The `freeze_bert_layers` function was created and used to disable gradient updates for all encoder layers except the final *n* layers and the classification head. Models with `unfreeze_last_n` set to 1, 2, 3, and 4 were evaluated. This function uses `param.requires_grad` and `model.named_parameters` to freeze any number of the original 12 BERT layers.

Hyperparameters (learning rate, batch size, warmup steps, and dropout) were optimised using Optuna, an open-source hyperparameter optimisation framework designed to automate the search for optimal hyperparameter configurations in machine learning models. The performance of each configuration was assessed on the test set using F1 score, precision, recall, and accuracy.

## Discussion

Results show that selectively unfreezing layers can yield strong performance with reduced computational cost. As more layers were unfrozen, test F1 improved consistently.
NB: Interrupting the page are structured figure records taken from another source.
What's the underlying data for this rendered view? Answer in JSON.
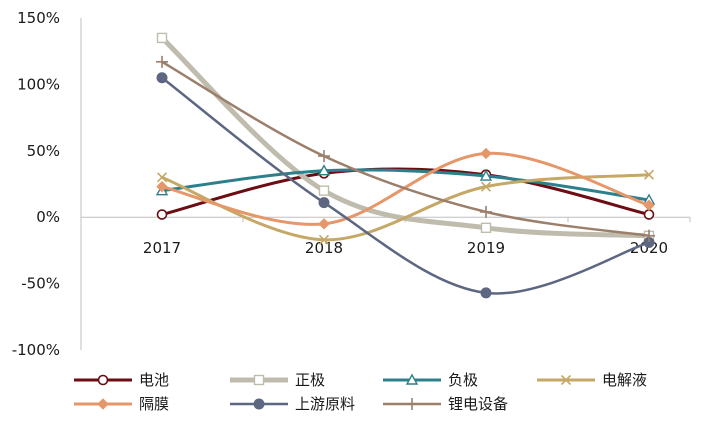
{
  "chart_data": {
    "type": "line",
    "title": "",
    "xlabel": "",
    "ylabel": "",
    "categories": [
      "2017",
      "2018",
      "2019",
      "2020"
    ],
    "ylim": [
      -100,
      150
    ],
    "yticks": [
      150,
      100,
      50,
      0,
      -50,
      -100
    ],
    "ytick_labels": [
      "150%",
      "100%",
      "50%",
      "0%",
      "-50%",
      "-100%"
    ],
    "y_unit": "%",
    "grid": false,
    "legend_position": "bottom",
    "series": [
      {
        "name": "电池",
        "values": [
          2,
          33,
          32,
          2
        ],
        "color": "#6b0d12",
        "marker": "circle-open"
      },
      {
        "name": "正极",
        "values": [
          135,
          20,
          -8,
          -14
        ],
        "color": "#bfbcad",
        "marker": "square-open"
      },
      {
        "name": "负极",
        "values": [
          20,
          35,
          31,
          13
        ],
        "color": "#2e7f8c",
        "marker": "triangle-open"
      },
      {
        "name": "电解液",
        "values": [
          30,
          -17,
          23,
          32
        ],
        "color": "#c5a865",
        "marker": "x"
      },
      {
        "name": "隔膜",
        "values": [
          23,
          -5,
          48,
          9
        ],
        "color": "#e5976a",
        "marker": "diamond"
      },
      {
        "name": "上游原料",
        "values": [
          105,
          11,
          -57,
          -19
        ],
        "color": "#5d6782",
        "marker": "circle"
      },
      {
        "name": "锂电设备",
        "values": [
          117,
          46,
          4,
          -14
        ],
        "color": "#9b7f6b",
        "marker": "plus"
      }
    ]
  }
}
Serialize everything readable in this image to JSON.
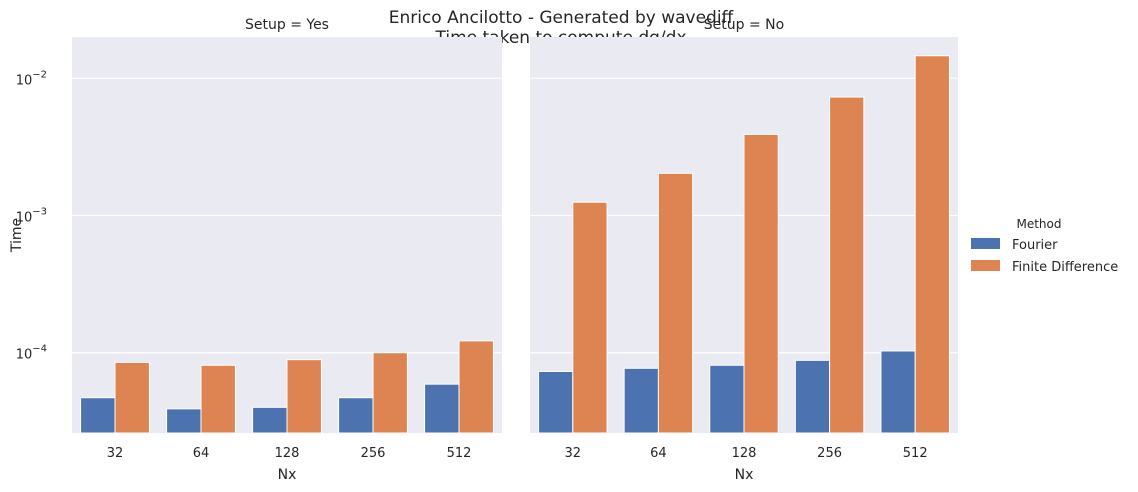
{
  "chart_data": {
    "type": "bar",
    "title_lines": [
      "Enrico Ancilotto - Generated by wavediff",
      "Time taken to compute dg/dx"
    ],
    "ylabel": "Time",
    "yscale": "log",
    "ylim": [
      2.6e-05,
      0.02
    ],
    "ytick_labels": [
      {
        "base": "10",
        "exp": "−4",
        "value": 0.0001
      },
      {
        "base": "10",
        "exp": "−3",
        "value": 0.001
      },
      {
        "base": "10",
        "exp": "−2",
        "value": 0.01
      }
    ],
    "grid": true,
    "background": "#eaeaf2",
    "legend": {
      "title": "Method",
      "placement": "right",
      "entries": [
        {
          "name": "Fourier",
          "color": "#4c72b0"
        },
        {
          "name": "Finite Difference",
          "color": "#dd8452"
        }
      ]
    },
    "facets": [
      {
        "title": "Setup = Yes",
        "xlabel": "Nx",
        "categories": [
          "32",
          "64",
          "128",
          "256",
          "512"
        ],
        "series": [
          {
            "name": "Fourier",
            "values": [
              4.7e-05,
              3.9e-05,
              4e-05,
              4.7e-05,
              5.9e-05
            ]
          },
          {
            "name": "Finite Difference",
            "values": [
              8.5e-05,
              8.1e-05,
              8.9e-05,
              0.0001,
              0.000122
            ]
          }
        ]
      },
      {
        "title": "Setup = No",
        "xlabel": "Nx",
        "categories": [
          "32",
          "64",
          "128",
          "256",
          "512"
        ],
        "series": [
          {
            "name": "Fourier",
            "values": [
              7.3e-05,
              7.7e-05,
              8.1e-05,
              8.8e-05,
              0.000103
            ]
          },
          {
            "name": "Finite Difference",
            "values": [
              0.00125,
              0.00203,
              0.0039,
              0.0073,
              0.0146
            ]
          }
        ]
      }
    ]
  }
}
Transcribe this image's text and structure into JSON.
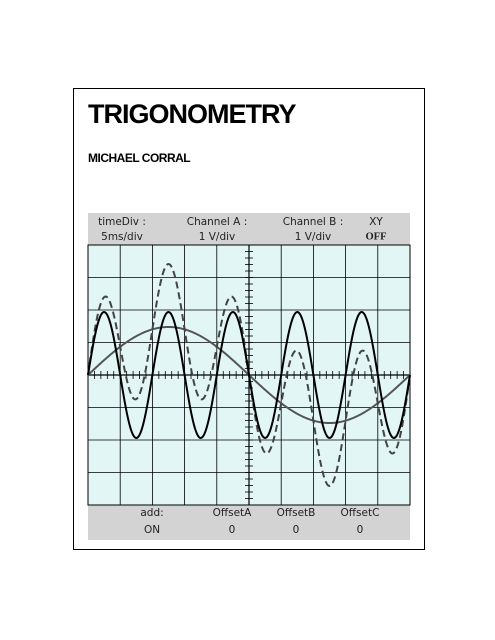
{
  "cover": {
    "title": "TRIGONOMETRY",
    "author": "MICHAEL CORRAL"
  },
  "scope": {
    "header": [
      [
        "timeDiv :",
        "5ms/div"
      ],
      [
        "Channel A :",
        "1 V/div"
      ],
      [
        "Channel B :",
        "1 V/div"
      ],
      [
        "XY",
        "OFF"
      ]
    ],
    "footer": [
      [
        "add:",
        "ON"
      ],
      [
        "OffsetA",
        "0"
      ],
      [
        "OffsetB",
        "0"
      ],
      [
        "OffsetC",
        "0"
      ]
    ]
  }
}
The trade-off between number of layers and performance is highlighted below.

|   | Unfrozen Layers | Test F1 | Test Precision | Test Recall | Test Accuracy |
|---|------------------|---------|----------------|-------------|----------------|
| 0 | Baseline (all)   | 0.4007  | 0.5192         | 0.3262      | 0.9400         |
| 1 | 1                | 0.3738  | 0.5413         | 0.2854      | 0.9407         |
| 2 | 2                | 0.4163  | 0.5365         | 0.3401      | 0.9431         |
| 3 | 3                | 0.4250  | 0.5492         | 0.3466      | 0.9438         |
| 4 | 4                | 0.4676  | 0.5658         | 0.3985      | 0.9466         |

**Table:** Test set performance across configurations.

These findings suggest that with effective hyperparameter tuning, freezing most of the BERT encoder still allows strong task adaptation. Notably, the optimiser often retained default values for warmup steps and batch size, suggesting further efficiency gains. Overall, these experiments indicated partial fine-tuning can outperform naïve full fine-tuning, offering a better performance–compute trade-off.